If you're choosing where to settle for the afternoon, a simple rule: arrive at Balsys for facilities and swimming, then walk ten or fifteen minutes along the shore to find a quieter patch if the main beach is heaving. That combination — easy access plus the option of solitude a short stroll away — is exactly why the Green Lakes are such a beloved local escape.
- Balsys: largest lake, main sandy beach, boat hire, easiest access — the social hub.
- Gulbinas (Swan) lakes and Akis ('Eye'): quieter, forest-fringed, better for a peaceful swim.
- Flat, easy lakes loop on forest paths links the shores, with green-water viewpoints throughout.
- Trails connect into wider Verkiai Regional Park if you want to extend the walk.
Why locals love it — and how to do it well
It's worth understanding the place the Green Lakes hold in Vilnius life, because it shapes how to enjoy them. This isn't a manicured tourist attraction; it's where the city goes to cool off. On the first genuinely hot weekend of summer, half of Vilnius seems to be at Balsys with towels, coolers, and inflatables, and the atmosphere is cheerfully local — families, students, groups of friends barbecuing in the legal spots, swimmers crossing to the far bank. As a visitor you're dropping into a slice of everyday Lithuanian summer rather than ticking off a monument, and that's exactly the charm. Bring your own picnic and you'll fit right in.

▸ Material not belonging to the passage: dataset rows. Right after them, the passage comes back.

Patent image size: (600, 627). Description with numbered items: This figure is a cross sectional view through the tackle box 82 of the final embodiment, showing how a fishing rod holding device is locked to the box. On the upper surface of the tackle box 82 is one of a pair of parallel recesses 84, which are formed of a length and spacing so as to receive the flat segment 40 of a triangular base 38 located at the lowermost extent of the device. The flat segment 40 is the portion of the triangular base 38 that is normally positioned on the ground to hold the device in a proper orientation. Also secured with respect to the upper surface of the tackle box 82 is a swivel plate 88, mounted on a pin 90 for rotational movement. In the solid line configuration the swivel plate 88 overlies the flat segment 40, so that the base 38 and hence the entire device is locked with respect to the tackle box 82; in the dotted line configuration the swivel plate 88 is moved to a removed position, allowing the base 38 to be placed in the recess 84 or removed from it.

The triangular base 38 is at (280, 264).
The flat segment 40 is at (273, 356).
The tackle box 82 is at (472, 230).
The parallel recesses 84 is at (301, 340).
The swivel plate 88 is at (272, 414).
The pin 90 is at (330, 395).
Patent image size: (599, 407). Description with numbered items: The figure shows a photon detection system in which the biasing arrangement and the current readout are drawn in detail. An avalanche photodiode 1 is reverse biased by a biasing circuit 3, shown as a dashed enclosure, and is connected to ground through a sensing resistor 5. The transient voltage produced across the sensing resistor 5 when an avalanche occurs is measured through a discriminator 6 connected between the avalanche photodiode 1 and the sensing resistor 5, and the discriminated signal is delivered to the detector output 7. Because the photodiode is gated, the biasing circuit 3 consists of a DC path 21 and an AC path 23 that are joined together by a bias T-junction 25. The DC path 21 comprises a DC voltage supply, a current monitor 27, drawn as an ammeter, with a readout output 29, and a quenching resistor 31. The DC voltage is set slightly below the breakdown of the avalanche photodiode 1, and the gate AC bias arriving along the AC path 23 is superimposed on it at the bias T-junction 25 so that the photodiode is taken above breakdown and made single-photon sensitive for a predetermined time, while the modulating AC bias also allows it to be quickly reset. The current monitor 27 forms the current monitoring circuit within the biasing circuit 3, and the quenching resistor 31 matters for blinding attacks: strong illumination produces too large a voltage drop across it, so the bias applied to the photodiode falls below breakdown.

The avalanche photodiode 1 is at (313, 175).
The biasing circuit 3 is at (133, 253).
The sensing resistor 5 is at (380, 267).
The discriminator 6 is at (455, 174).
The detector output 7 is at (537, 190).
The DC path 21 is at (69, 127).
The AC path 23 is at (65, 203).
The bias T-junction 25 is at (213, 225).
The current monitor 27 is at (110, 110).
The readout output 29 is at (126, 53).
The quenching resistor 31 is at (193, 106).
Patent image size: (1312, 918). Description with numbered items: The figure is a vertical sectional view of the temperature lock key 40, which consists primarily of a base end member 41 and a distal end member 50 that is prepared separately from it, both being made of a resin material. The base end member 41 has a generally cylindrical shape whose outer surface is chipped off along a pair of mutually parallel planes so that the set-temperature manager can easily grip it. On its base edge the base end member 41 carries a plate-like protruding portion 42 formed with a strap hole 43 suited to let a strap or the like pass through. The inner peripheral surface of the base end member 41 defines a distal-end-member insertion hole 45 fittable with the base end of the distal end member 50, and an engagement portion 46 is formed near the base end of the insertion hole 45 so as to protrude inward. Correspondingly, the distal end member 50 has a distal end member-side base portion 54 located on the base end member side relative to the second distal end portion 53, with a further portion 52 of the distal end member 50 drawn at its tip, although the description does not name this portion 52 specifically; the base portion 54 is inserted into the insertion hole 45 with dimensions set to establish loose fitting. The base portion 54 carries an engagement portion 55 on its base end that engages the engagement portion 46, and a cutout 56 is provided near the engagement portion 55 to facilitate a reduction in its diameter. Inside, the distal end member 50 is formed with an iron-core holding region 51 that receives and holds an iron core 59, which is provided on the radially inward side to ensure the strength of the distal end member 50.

To do it well, lean into that rhythm. Come prepared for a beach day, not a sightseeing one: swimwear, a towel, sun cover, water, and food, since on-site facilities are limited and seasonal. Arrive earlier on hot days to claim a good spot and easy parking, and don't be afraid to walk a little — the reward for ten minutes on the shore path is usually a quieter stretch of water all to yourself. If you've rented a car for other day trips, the lakes are an almost effortless add-on; if not, the seasonal city buses make it a cheap and easy outing, just check the current route and timing before you set off.
And keep the simple pleasures in mind: the green water really is unusually pretty in bright light, the pine forest smells wonderful in the heat, and a swim followed by a picnic under the trees is one of the nicest low-cost things you can do near Vilnius in summer. It won't fill a whole day on its own, but as a relaxed afternoon — or paired with Verkiai or the nearby sculpture park — it rounds out a trip beautifully and shows you a side of the city most short-stay visitors never see.
- This is where Vilnius cools off — a local summer scene, not a manicured attraction.
- Come prepared for a beach day: swimwear, towel, sun cover, water, and a picnic.
- Arrive early on hot days for parking and a good spot; walk the shore path for quieter water.
- Best as a relaxed afternoon, ideally paired with Verkiai or the nearby sculpture park.